Но, как это бывает в вынужденном быстром отступлении, кроме главных, больших, хотя и трудных, но осмысленных движений масс войск и гражданского населения, по всем дорогам и прямо по степи в направлении на восток и юго-восток шли беженцы, мелкие учреждения и коллективы, разрозненные команды и обозы войск, разбитых в боях, потерявших связь, сбившихся с пути, группы военных, отставших по болезни или ранению, по недостатку транспорта. Эти то большие, то меньшие группы, не имевшие никакого представления о том, что же в действительности происходит на фронте, шли, куда им казалось вернее и выгоднее, забивали все поры и вены главного движения и прежде всего забивали переправы через Донец, где у паромов и понтонных мостов, подвергаясь вражеской бомбардировке с воздуха, в течение суток крутились целые таборы людей, машин, подвод.

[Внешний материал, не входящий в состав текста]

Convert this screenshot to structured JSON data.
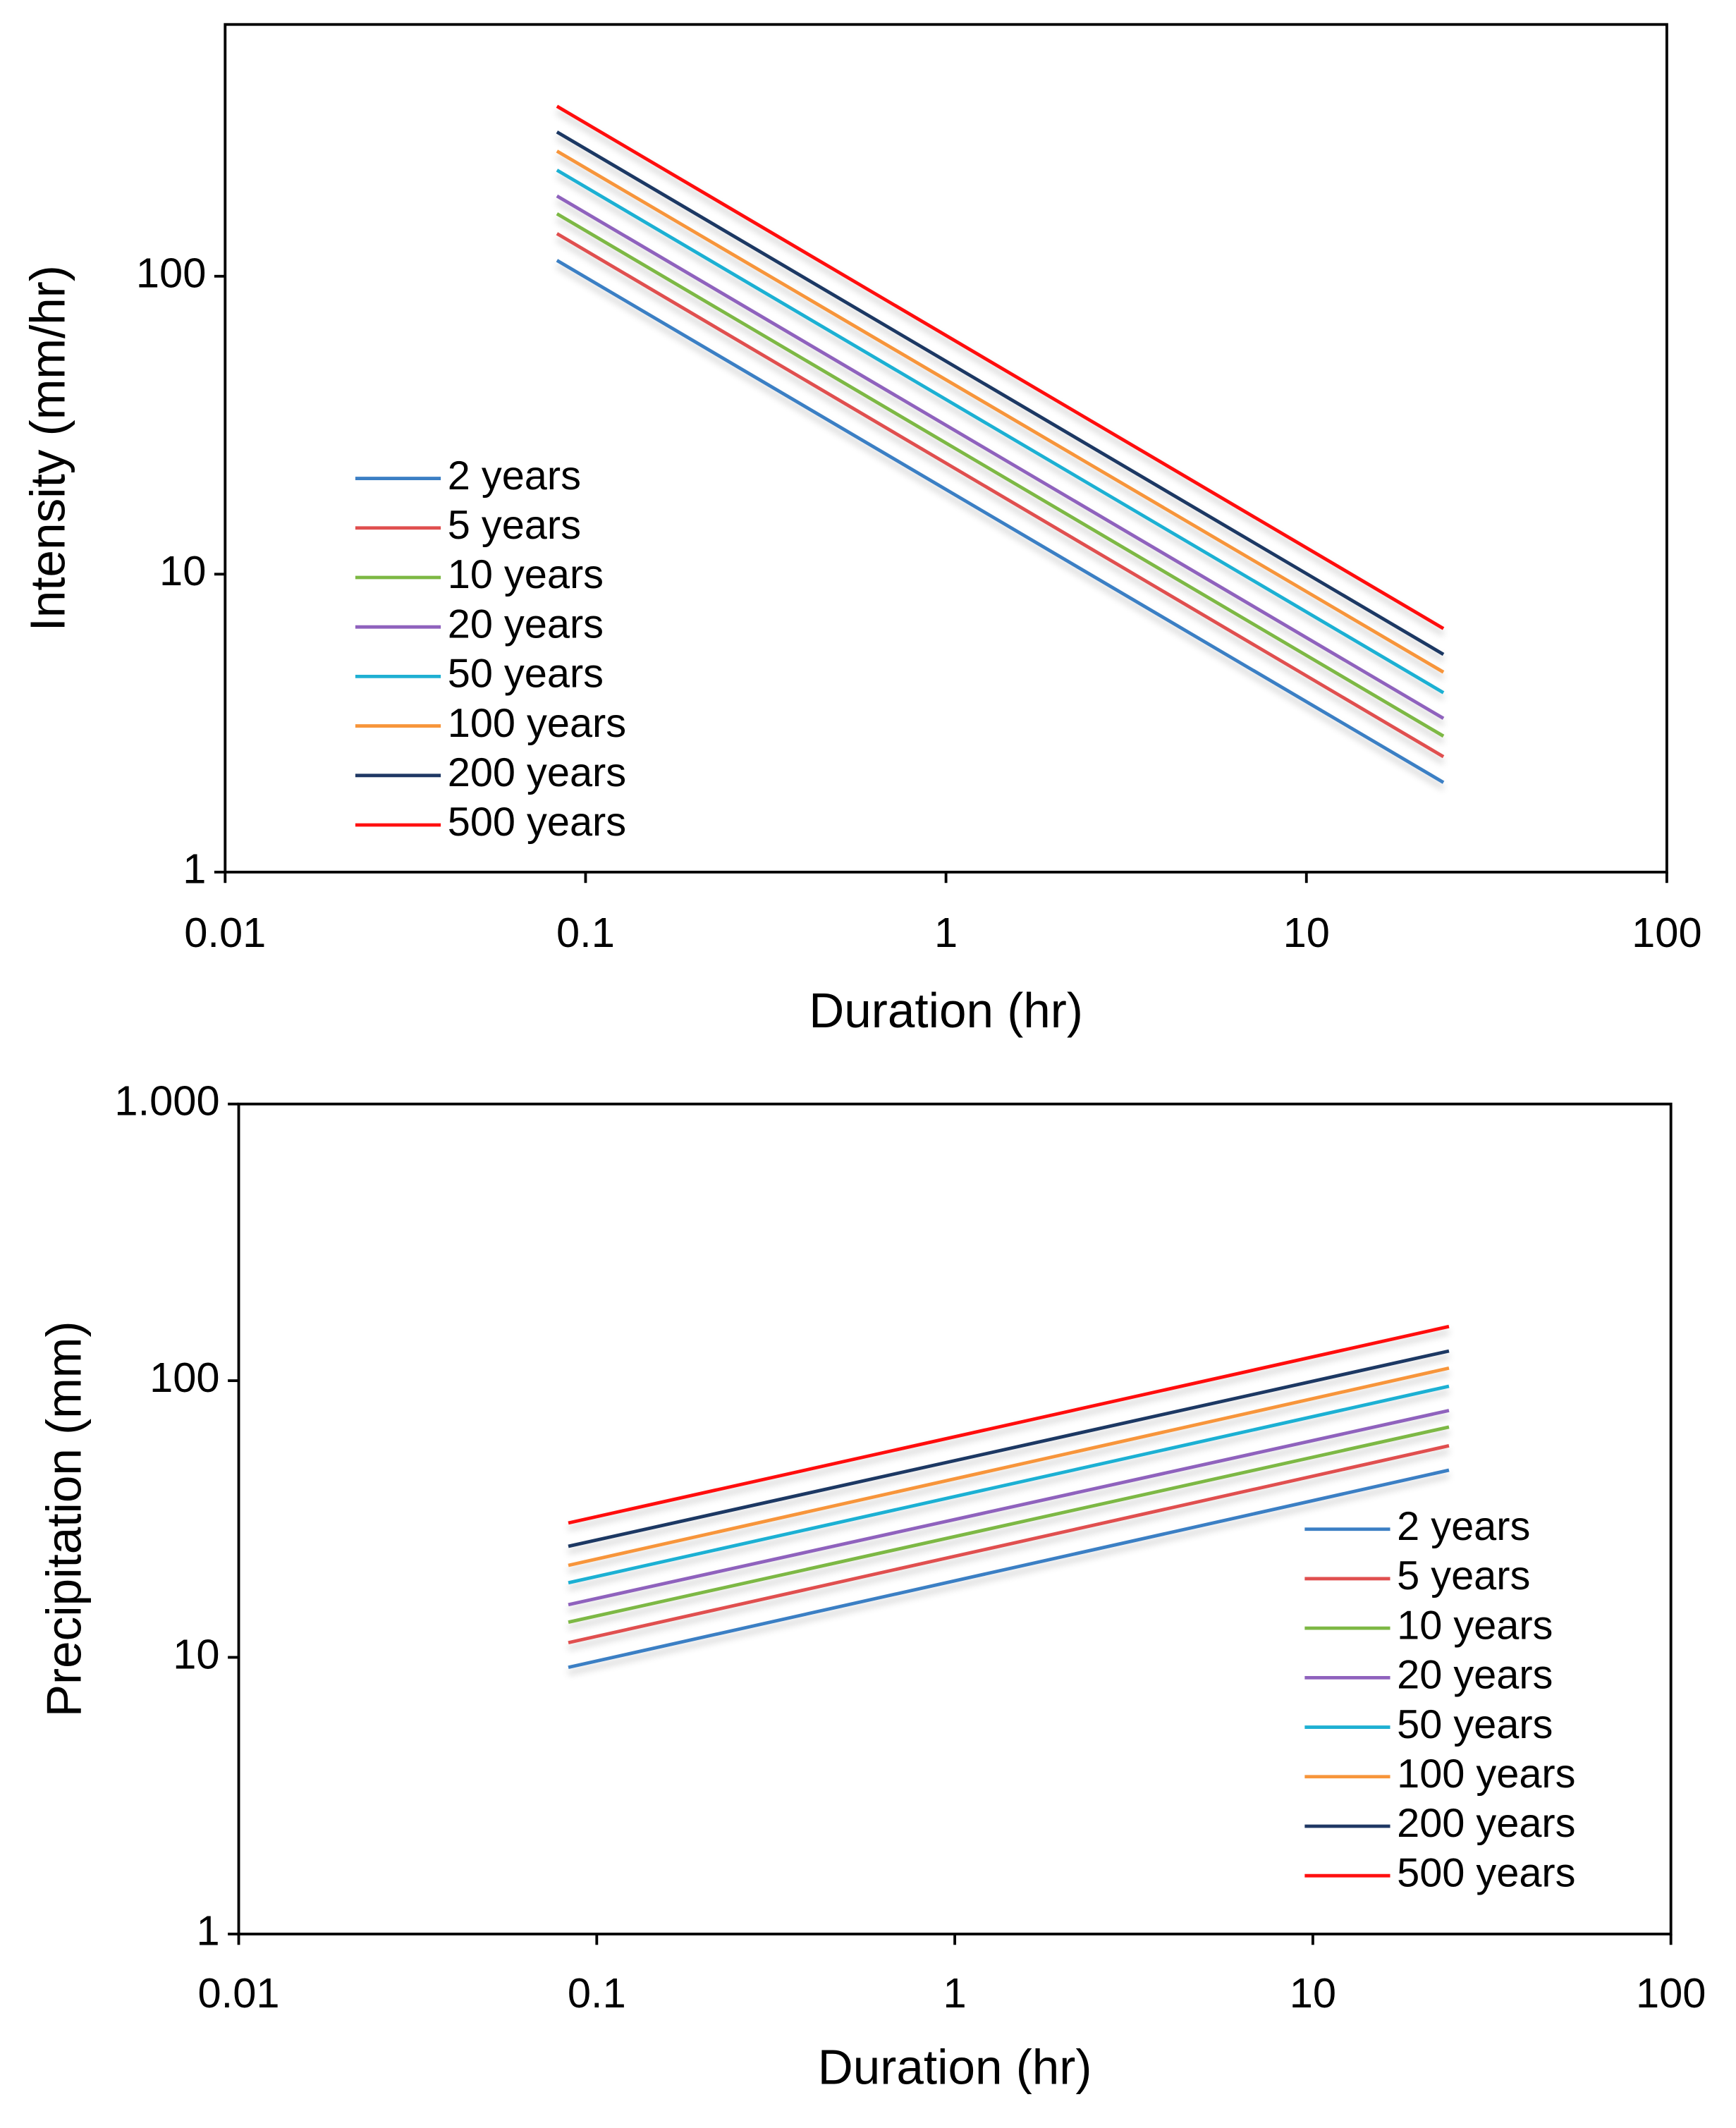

Как ни бессмысленно для гражданских людей было движение на Каменск в условиях, когда немецкие части уже вышли далеко по ту сторону Донца, на Морозовский, значительная часть беженцев из Краснодона устремилась именно в этом направлении, потому что и этом направлении двигались только что миновавшие Краснодон головные части дивизии, перебрасываемой на подкрепление нашей обороны на Донце южнее Миллерова. И именно в этот поток попала запряженная двумя добрыми гнедыми конями селянская телега, на которой ехали Уля Громова, Анатолий Попов, Виктор Петров и его отец.
Едва скрылись из глаз последние хуторские строения, когда подвода среди других подвод и машин уже перевалила на пологий съезд с холма, из глубины неба внезапно вырвался чудовищный рев мотора, и снова низко над головами, застив солнце, промчались немецкие пикировщики, ударили по шоссе из пулеметов.

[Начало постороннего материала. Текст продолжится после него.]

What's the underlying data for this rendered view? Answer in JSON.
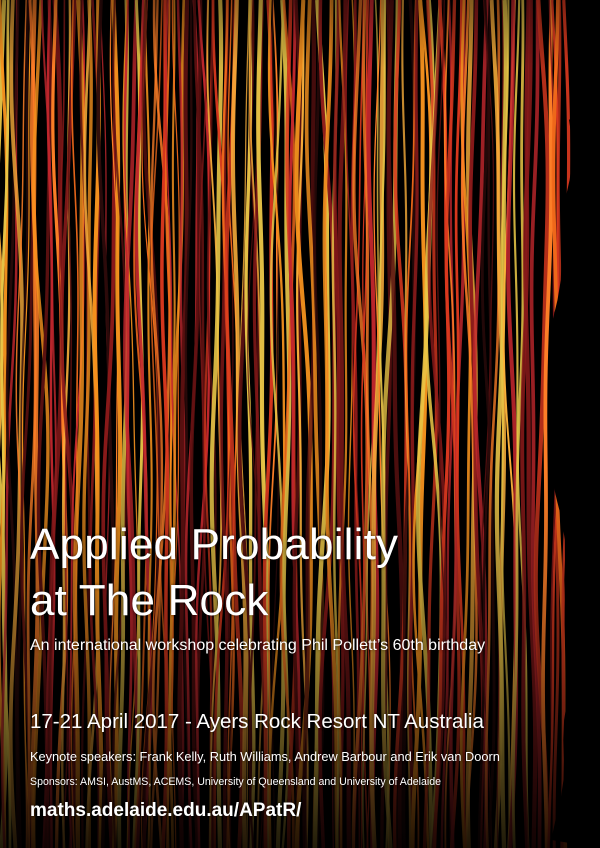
{
  "poster": {
    "title_line_1": "Applied Probability",
    "title_line_2": "at The Rock",
    "subtitle": "An international workshop celebrating Phil Pollett’s 60th birthday",
    "dates_venue": "17-21 April 2017 - Ayers Rock Resort NT Australia",
    "keynotes": "Keynote speakers: Frank Kelly, Ruth Williams, Andrew Barbour and Erik van Doorn",
    "sponsors": "Sponsors: AMSI, AustMS, ACEMS, University of Queensland and University of Adelaide",
    "url": "maths.adelaide.edu.au/APatR/"
  },
  "colors": {
    "background": "#000000",
    "text": "#ffffff",
    "stripe_palette": [
      "#d9381e",
      "#f26a1b",
      "#f7931e",
      "#fbb03b",
      "#c1272d",
      "#8b1a1a",
      "#ff7f27",
      "#e8c547",
      "#5a1010",
      "#2b0a0a"
    ]
  }
}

Отец Виктора, энергичный большой мужчина в кожаной фуражке, с мясистым лицом и сильным голосом, вдруг побелел.
— В степь! Ложись! — крикнул он ужасным голосом.
Но ребята уже соскочили с телеги и бросились в пшеницу. Отец Виктора, опустив вожжи, тоже соскочил с телеги и тут же на месте исчез, будто испарился, будто это был не мужик-лесничий в тяжелых сапогах, а дух бесплотный. Одна Уля осталась на возу — она сама не знала, почему она не побежала. Но в то же мгновение испуганные кони рванули так, что едва не выкинули ее из телеги.